When you have two or three commissions running at once, it is easy to keep everything in your head. At five or ten, that system breaks. Deadlines blur. Client preferences get mixed up. Projects fall through the cracks. Here is how to build a management system that scales with your work.
Start with a consistent intake process
Every commission should begin with the same information gathering step. Build a simple intake form that asks: the type of commission, reference images, color preferences, intended use, deadline, and any specific requirements. When clients fill this in upfront, you spend less time going back and forth on basics — and the project starts with a clear brief.
Google Forms, Typeform, or a simple email template all work. The point is consistency. Every commission starts the same way. See our guide on running commissions professionally from inquiry to delivery for the full process.
How to track active commissions
At minimum, you need to know for every active commission: who the client is, what was agreed, what stage it is in, when it is due, and whether payment has been received. A spreadsheet can handle this when you are starting out. For more commissions, a purpose-built CRM like Threecus handles reminders, follow-ups, and status tracking automatically.
Create standard stages for your workflow — for example: Inquiry Received → Quoted → Deposit Paid → Sketching → Revisions → Final Delivery → Paid in Full. Moving each commission through these stages gives you an instant overview of everything in progress.
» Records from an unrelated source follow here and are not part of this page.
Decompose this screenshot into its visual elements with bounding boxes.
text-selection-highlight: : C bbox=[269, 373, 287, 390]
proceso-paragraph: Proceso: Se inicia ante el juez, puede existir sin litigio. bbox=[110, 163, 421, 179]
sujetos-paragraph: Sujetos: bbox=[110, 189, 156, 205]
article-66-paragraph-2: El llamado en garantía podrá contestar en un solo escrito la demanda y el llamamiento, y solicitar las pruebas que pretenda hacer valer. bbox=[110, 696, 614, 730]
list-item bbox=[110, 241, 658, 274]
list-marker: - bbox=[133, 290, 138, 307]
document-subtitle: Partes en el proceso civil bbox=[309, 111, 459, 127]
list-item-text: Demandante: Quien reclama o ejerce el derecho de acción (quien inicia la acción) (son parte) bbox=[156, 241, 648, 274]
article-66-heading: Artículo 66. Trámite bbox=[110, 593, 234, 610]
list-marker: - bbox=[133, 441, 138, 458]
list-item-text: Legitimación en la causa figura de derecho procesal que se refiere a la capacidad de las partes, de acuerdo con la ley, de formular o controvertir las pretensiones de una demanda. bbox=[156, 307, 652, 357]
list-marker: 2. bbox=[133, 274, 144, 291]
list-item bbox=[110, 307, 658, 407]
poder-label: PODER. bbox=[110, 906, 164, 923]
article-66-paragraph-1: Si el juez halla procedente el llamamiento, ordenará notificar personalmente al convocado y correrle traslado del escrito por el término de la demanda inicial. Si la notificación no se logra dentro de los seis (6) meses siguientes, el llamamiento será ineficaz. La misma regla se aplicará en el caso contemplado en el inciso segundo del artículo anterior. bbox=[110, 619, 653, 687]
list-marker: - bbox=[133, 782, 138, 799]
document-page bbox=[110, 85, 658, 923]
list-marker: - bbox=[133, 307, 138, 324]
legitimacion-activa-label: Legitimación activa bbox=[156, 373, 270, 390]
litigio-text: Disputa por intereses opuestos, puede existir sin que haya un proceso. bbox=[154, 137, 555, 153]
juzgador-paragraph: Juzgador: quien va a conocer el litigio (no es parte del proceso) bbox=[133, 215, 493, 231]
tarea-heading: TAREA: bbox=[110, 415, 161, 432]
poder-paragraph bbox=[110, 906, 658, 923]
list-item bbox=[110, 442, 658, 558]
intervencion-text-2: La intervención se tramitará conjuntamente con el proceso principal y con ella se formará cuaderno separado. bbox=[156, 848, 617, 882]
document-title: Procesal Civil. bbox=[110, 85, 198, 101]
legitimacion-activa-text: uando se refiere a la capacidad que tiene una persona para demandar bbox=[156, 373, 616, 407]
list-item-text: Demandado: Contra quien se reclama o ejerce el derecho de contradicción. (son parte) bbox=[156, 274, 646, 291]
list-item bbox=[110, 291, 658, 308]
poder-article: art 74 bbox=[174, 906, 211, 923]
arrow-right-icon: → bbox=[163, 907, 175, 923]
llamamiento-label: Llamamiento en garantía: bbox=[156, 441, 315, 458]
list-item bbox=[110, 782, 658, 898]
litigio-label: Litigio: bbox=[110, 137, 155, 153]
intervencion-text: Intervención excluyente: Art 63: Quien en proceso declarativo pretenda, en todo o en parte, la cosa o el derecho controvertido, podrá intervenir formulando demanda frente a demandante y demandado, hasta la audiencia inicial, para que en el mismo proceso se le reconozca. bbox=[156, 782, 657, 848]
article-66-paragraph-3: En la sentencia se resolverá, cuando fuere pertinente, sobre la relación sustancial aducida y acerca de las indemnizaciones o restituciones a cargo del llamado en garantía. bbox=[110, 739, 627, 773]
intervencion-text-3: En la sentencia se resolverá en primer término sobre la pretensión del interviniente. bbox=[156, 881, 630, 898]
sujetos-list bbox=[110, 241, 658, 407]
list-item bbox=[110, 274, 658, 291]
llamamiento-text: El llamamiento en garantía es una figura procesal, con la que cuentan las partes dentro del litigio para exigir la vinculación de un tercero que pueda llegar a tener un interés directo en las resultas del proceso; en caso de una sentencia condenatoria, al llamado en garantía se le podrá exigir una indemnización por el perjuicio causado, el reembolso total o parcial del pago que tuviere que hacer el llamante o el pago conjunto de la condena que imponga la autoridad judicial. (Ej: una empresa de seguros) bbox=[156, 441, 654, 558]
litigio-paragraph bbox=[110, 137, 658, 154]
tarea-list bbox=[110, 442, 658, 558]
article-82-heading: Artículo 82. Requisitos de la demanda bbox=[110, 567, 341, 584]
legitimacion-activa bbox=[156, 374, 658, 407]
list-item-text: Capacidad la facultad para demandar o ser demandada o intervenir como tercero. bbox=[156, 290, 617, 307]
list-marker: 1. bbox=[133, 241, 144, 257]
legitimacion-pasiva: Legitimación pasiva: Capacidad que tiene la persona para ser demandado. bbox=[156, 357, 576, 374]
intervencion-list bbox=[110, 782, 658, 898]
Managing client communication without getting overwhelmed
Commission clients often want frequent updates. Set expectations upfront about how and when you will communicate. "I send a WIP update at the sketch stage and after the first color pass. Final delivery is within [timeframe] of the approved sketch." Written expectations reduce the number of "just checking in" messages.
Keep all communication for a commission in one thread per client. Do not mix commission details across DMs, email, and Discord. Pick one channel per client and keep it there. This makes it easy to reference what was agreed if any questions arise later.
Payment tracking and deposits
Always require a deposit before starting any commission. 25 to 50 percent upfront is standard. This filters out clients who are not serious and ensures you are compensated if a project is abandoned. Track every payment against every commission — what was invoiced, when, and whether it was received.
A clear payment tracking system also protects you legally. If a dispute arises, you need records. Keeping these in the same place as your commission tracking (not scattered across PayPal receipts and memory) is worth the initial setup time. Read our guide on freelance artist contracts to make sure your payment terms are protected.
Managing a commission waitlist
If demand for your commissions regularly exceeds your capacity, a waitlist is a legitimate tool. It signals demand, manages expectations, and gives interested clients a path to booking even when you are full.
Keep waitlist communication consistent. Contact people in order. Give them a reasonable window to respond before moving to the next person. Treating your waitlist professionally converts it from a vague promise into a real business asset. It also feeds directly into your strategy for consistently attracting commission clients.